Clinical-stage oncology company Prescient Therapeutics (ASX:PTX) has announced the US FDA has lifted the clinical hold placed on the company’s Phase 1b trial of PTX- 200 in patients with platinum resistant ovarian cancer.
Prescient said it is now preparing to resume recruitment of patients in the trial.
The company paused its three clinical trials of PTX-200 following a serious adverse event in a patient with late stage breast cancer who experienced liver failure and passed away.
"These severe adverse event are not unusual in oncology clinical studies where patients are very ill and where existing standard therapies can have potentially serious adverse effects," said the company in a statement.
"Prescient has responded to the FDA’s requests for the ovarian cancer trial, including an updated risk mitigation plan, to the FDA’s satisfaction, and removal of the clinical hold allows the trial to resume," it said.
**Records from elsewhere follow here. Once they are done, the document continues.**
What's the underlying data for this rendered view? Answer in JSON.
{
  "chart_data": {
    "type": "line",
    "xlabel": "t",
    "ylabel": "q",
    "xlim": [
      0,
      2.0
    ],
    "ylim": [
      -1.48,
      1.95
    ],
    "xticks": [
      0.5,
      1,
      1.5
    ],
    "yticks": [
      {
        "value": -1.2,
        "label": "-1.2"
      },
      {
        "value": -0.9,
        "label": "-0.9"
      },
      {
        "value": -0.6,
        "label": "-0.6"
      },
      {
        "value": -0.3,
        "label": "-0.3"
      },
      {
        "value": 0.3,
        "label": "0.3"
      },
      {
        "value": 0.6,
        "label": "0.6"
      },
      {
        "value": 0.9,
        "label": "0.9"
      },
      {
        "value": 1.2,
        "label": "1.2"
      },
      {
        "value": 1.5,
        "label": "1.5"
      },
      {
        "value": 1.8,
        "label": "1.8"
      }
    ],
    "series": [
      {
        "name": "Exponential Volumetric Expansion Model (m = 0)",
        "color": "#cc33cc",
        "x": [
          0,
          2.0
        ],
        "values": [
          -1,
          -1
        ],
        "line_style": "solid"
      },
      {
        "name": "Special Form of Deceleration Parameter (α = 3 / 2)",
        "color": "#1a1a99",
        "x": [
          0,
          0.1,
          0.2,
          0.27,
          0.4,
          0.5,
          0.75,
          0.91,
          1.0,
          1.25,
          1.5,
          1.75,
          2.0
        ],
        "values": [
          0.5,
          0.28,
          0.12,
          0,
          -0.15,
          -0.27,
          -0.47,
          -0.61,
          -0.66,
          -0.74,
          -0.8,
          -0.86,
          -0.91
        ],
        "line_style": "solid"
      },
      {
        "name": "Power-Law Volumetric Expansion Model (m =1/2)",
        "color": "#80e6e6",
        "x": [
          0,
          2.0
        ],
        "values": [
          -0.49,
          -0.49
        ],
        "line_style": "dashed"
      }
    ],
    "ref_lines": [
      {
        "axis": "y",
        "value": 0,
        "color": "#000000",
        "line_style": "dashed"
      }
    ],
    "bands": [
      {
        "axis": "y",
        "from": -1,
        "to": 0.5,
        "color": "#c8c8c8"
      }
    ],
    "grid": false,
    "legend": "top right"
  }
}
This development follows the FDA lifting the clinical hold on the company’s trial of PTX-200 in patients with refractory or relapsed Acute Myeloid Leukaemia (AML), announced on September 4.
The remaining clinical hold is the PTX-200 trial in patients with metastatic and locally advanced HER2 negative breast cancer, which Prescient said it is addressing. This trial had successfully completed the Phase 1b study prior to it being placed on hold.
According to Prescient’s CEO and managing director, Steven Yatomi-Clarke, “We are pleased to resume our trial of PTX-200 in ovarian cancer, which represents a significant unmet medical need, particularly for women affected by platinum resistant forms of the disease. Our team is addressing our last remaining clinical hold, and will continue to work with the FDA in a similar process until it is resolved. In the meantime, Prescient has a busy and exciting schedule of clinical activity with PTX-200 in AML and ovarian cancer, as well as activities for PTX-100 in RhoA mutant lymphomas.”